Élu en ce mois de février 14, Bergson ne fera sa réception qu'après la guerre. Élu sur le fauteuil d'Emile Ollivier qui avait été l'ultime chef de gouvernement de Napoléon III, il était alors la coqueluche du Tout Paris - ce qui n'arrive pas si souvent que cela mais en tout cas jamais sans de sérieuses méprises.

Perçu comme un classique à l'orée même son oeuvre, reconnu comme un grand à l'instar d'un Kant et non comme un simple commentateur, on se plut à chercher en lui une philosophie complète, un système, lors même qu'il fut très loin d'être achevé. Les deux sources ne viendront que bien plus tard.

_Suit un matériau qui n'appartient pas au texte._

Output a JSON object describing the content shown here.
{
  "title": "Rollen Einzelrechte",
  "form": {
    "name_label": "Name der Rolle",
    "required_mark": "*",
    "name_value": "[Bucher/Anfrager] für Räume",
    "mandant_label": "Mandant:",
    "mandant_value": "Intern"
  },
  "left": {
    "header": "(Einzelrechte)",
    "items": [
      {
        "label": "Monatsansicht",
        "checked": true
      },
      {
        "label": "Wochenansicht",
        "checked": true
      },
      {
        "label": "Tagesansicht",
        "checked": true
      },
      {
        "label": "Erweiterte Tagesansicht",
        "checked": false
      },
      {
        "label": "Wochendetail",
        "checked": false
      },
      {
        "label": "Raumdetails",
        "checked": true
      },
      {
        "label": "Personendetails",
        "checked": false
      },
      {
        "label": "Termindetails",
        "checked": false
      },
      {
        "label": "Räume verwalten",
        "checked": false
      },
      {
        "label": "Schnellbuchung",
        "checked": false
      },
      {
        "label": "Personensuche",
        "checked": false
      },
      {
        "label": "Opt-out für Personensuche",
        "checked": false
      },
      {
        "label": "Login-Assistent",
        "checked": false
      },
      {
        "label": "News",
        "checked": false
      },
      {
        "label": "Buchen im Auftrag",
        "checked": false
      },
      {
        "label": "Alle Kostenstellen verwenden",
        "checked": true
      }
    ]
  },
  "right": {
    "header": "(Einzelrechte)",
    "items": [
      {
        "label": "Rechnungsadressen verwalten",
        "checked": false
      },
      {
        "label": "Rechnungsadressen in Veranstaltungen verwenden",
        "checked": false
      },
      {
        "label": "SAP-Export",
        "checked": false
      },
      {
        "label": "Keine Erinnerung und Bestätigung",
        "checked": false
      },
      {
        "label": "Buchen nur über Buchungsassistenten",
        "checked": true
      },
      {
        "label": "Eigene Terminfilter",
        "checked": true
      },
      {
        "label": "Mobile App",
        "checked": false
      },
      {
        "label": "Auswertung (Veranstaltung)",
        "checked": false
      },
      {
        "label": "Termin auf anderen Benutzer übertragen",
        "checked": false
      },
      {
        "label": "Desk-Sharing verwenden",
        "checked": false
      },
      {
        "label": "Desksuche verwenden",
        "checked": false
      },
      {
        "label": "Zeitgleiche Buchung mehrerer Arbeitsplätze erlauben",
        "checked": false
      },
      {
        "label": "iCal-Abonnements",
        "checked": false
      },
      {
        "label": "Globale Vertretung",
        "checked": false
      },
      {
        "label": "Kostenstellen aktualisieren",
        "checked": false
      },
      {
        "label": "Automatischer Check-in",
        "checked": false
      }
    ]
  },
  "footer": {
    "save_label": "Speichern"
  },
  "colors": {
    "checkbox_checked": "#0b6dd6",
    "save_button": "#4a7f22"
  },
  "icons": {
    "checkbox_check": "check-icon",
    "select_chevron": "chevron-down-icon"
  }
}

Tout élégant et austère qu'il fut, il n'avait rien pour défrayer la chronique, pour autant ce fut bien un événement mondain....

Celui qui s'était fait une tête de pasteur prestbytérien, austère comme anachorète des temps médiévaux, il n'avait rien pour susciter un tel enthousiasme qui d'ailleurs le dérangeait. Ces belles dames pourtant

Ce n'est pas le lieu, ici, de plonger dans les secrets d'une pensée riche et finement ciselée, on peut néanmoins dire que par son travail, il annonce plus la période à venir qu'il ne clôt celle qui s'achève - la Belle Époque. Positivisme et scientisme triomphant, progrès techniques fulgurants avaient bien du donner l'illusion que tout était possible et que si tout n'était pas encore connu, ce n'était en réalité qu'une question de temps. Ce rationalisme chevillé au corps, que portèrent tous les fondateurs de la IIIe - Gambetta, Ferry mais aussi Clemenceau - a bien du paraître un peu sec, trop aride. Bergson arrivait pour en appeler à la conscience, à ses replis, à ses mystères et redonnait tout à coup quelque épaisseur à cette humanité qui avait cru pouvoir se résumer à quelques équations et savantes méthodes. L'explication par le coup du balancier n'en est pas une évidemment, et si elle devait rendre compte de quoi que ce soit, ce ne serait encore que de l'écume de cette histoire bien complexe des idées. Néanmoins ce ne sera ni la première ni la dernière fois que ceci se produisit : après tout l'engouement pour l'existentialisme après la Libération ne céda-t-il pas place pour ce désir si roide de structure où les scientistes se crurent à l'abri avant que des étudiants en 68 ne les délogeassent à coup de Althusser une structure ne descend pas dans la rue.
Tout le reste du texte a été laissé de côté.